Unplanned Outage for TranscribersOfReddit
Incident date: 2021/08/12
Summary:
u/TranscribersOfReddit was unresponsive for approximately 12.5 hours, completely stalling all movement from volunteers. General instability from Reddit.com caused a cascading failure where a submission was not created in Blossom appropriately and the edge case code designed to catch this was not set up correctly.
User Impact:
Complete stoppage of work. Nothing was completed during this time.
Incident Response Analysis:
At approximately 3:45am UTC, our team heard from a volunteer that u/TranscribersOfReddit (the bot) was not responding to a message. At ~4am UTC, a different volunteer raised similar concerns. This is concerning because Bugsnag, our error reporting tool, correctly informed us of the Reddit instability an hour prior, but did not inform us of the repeated crashes starting during this time. Due to our ability to inspect server logs through Slack, the bot was observed starting, pausing for a moment, and immediately crashing, then restarting. No other information was available. The subreddit was closed after it became apparent that the issue would not resolve itself, though it did not happen until approximately nine hours after the original issue was observed. This is mostly due to an observed deficiency in our handbook for incident response which has already been remedied.
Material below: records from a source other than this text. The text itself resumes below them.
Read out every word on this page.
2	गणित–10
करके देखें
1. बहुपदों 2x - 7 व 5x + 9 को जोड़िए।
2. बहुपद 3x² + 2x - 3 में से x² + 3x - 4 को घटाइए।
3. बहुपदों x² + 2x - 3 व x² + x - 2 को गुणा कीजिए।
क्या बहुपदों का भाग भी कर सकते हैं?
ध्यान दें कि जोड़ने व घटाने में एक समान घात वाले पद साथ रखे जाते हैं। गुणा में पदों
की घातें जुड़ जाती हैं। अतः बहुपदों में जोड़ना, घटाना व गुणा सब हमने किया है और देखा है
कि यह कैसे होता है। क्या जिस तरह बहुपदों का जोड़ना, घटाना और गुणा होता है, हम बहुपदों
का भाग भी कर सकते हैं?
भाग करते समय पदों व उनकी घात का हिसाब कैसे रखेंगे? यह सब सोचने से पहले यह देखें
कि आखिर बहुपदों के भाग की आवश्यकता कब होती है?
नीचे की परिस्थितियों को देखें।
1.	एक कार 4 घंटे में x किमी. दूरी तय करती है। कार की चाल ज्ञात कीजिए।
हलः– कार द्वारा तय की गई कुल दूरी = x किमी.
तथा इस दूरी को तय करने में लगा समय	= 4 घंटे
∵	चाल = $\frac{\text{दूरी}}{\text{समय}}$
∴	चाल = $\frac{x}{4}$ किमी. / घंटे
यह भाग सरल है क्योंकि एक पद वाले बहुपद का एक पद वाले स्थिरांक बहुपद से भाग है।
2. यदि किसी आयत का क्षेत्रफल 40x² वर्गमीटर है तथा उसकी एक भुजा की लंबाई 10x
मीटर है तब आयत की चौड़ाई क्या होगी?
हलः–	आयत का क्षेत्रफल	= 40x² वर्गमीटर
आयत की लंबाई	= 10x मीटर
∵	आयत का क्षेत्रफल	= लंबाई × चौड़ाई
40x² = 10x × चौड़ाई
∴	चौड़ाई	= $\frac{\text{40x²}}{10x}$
Roughly 12 hours after the issue was first observed, debugging in production was started and the issue was isolated to a specific process. A fix was pushed approximately 15 minutes later and immediately deployed to production.
Post-Incident Analysis:
There are a number of things that contributed to this outage with varying stages of fixable or not fixable. For example, staffing issues are generally considered in this context to be unfixable as we are a volunteer organization. Tooling issues are generally considered to be fixable.
- Bugsnag did not alert us to the crashes
- There should have been pings to the #botstuffs channel on Slack and emails generated by the repeating crashes; no errors were generated.
- No staff availability (not addressable)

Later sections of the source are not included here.